AB 481 is modeled after community control of police surveillance (CCOPS) laws passed in 18 communities across the country. It was sponsored by the Women’s Foundation of California, the Women’s Policy Institute, the Alliance for Boys and Men of Color, and the Stop Terror and Oppression by Police (STOP) Coalition. When the CCOPS ensures democratic control over the local acquisition and use of all kinds of surveillance technologies, AB 481 ensures democratic control over the local acquisition and use of military technologies (including military surveillance technologies).
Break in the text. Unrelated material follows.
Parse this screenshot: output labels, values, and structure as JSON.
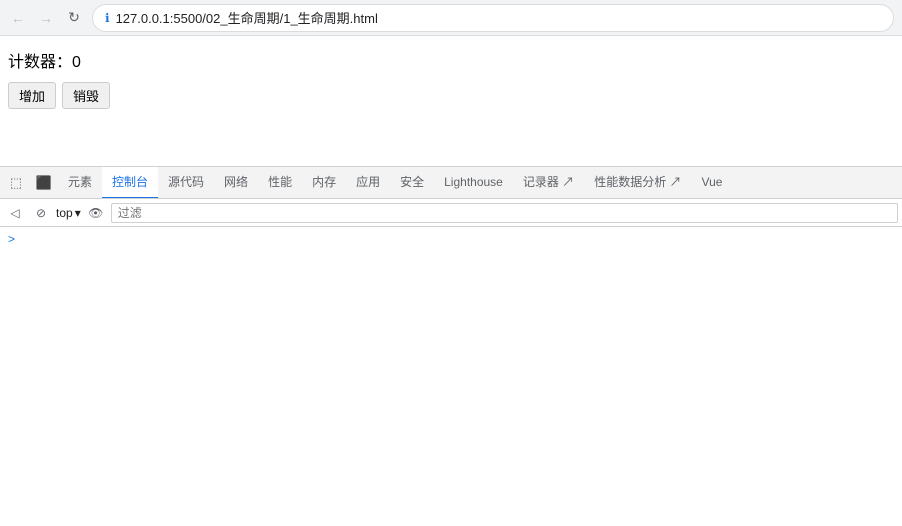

In California, there are more than 500 local law enforcement agencies, and the state is a major beneficiary of military transfers. In total, the Federal Military Surplus Goods Transfer Program has transferred more than $7.5 billion worth of equipment to local law enforcement since the program’s inception in 1990.

Military equipment, for the purposes of the new law, encompasses a wide range of weapons and surveillance tools:

  • Land and air drones and unmanned vehicles;
  • Command and control vehicles (trucks equipped with computers and other equipment to collect and transmit various video and information streams);
  • Tanks, MRAPs (Mine Resistant Ambush Protected Vehicles) and Humvees;
  • Armed vehicles of any type;
  • Firearms over .50 caliber;
  • Taser Shockwaves and LRAD (long range acoustic devices, also called sound cannons); and
  • Projectile launchers.

It is important that there is more transparency in law enforcement practices, and for communities to have democratic control of surplus military transfers, especially for high-tech surveillance equipment. The promulgation of AB 481 is an important step forward.

It is important that there is more transparency in law enforcement practices, and for communities to have democratic control of surplus military transfersespecially for high-tech surveillance equipment.

The proposed “Military Equipment Use Policy” is now the first step in the process for agencies trying to obtain military equipment. This is a publicly available written document that would govern the state or local agency’s use of this military equipment. It needs to do a few things:

  • discuss the legal rules governing the use of equipment;
  • describe the training required; and
  • describe the procedure by which the public can lodge a complaint.

A law enforcement agency must then seek approval from the jurisdiction’s governing body, such as the city council, in the form of a public meeting. The policy and other relevant documents must be made available to the public on the agencies’ website at least 30 days in advance. Residents who oppose military equipment can use this month to organize in opposition.

Once approval is granted, the agency is not only free to use the equipment indefinitely. There will be an annual review of compliance with the usage policy, based on an annual military equipment report. This report must contain:

  • The quantity possessed for each type of military equipment;
  • A summary of how and for what purpose the military equipment was used;
  • A summary of any complaints or concerns received regarding military equipment;
  • The results of any internal audit;
  • Any information about violations of the usage policy and the consequences;
  • The total annual cost for each type of military equipment, including acquisition, personnel, training, transportation, maintenance, storage, upgrading, and other ongoing costs, and from what source the funds will be drawn the following year; and
  • The quantity sought for each type of additional military equipment the law enforcement agency intends to acquire in the coming year.

Agencies have started publishing their documents online, such as those of Milpitas and the California Department of Corrections and Rehabilitation. Unfortunately, there was rumblings from some in law enforcement against the need to disclose whether they have war equipment. As we have seen in our SB 978 compliance review, which requires California police departments to post their policies online, compliance with the new accountability measures cannot be taken for granted. Yet, like it or not, AB 481 makes military grade tools against the law for law enforcement.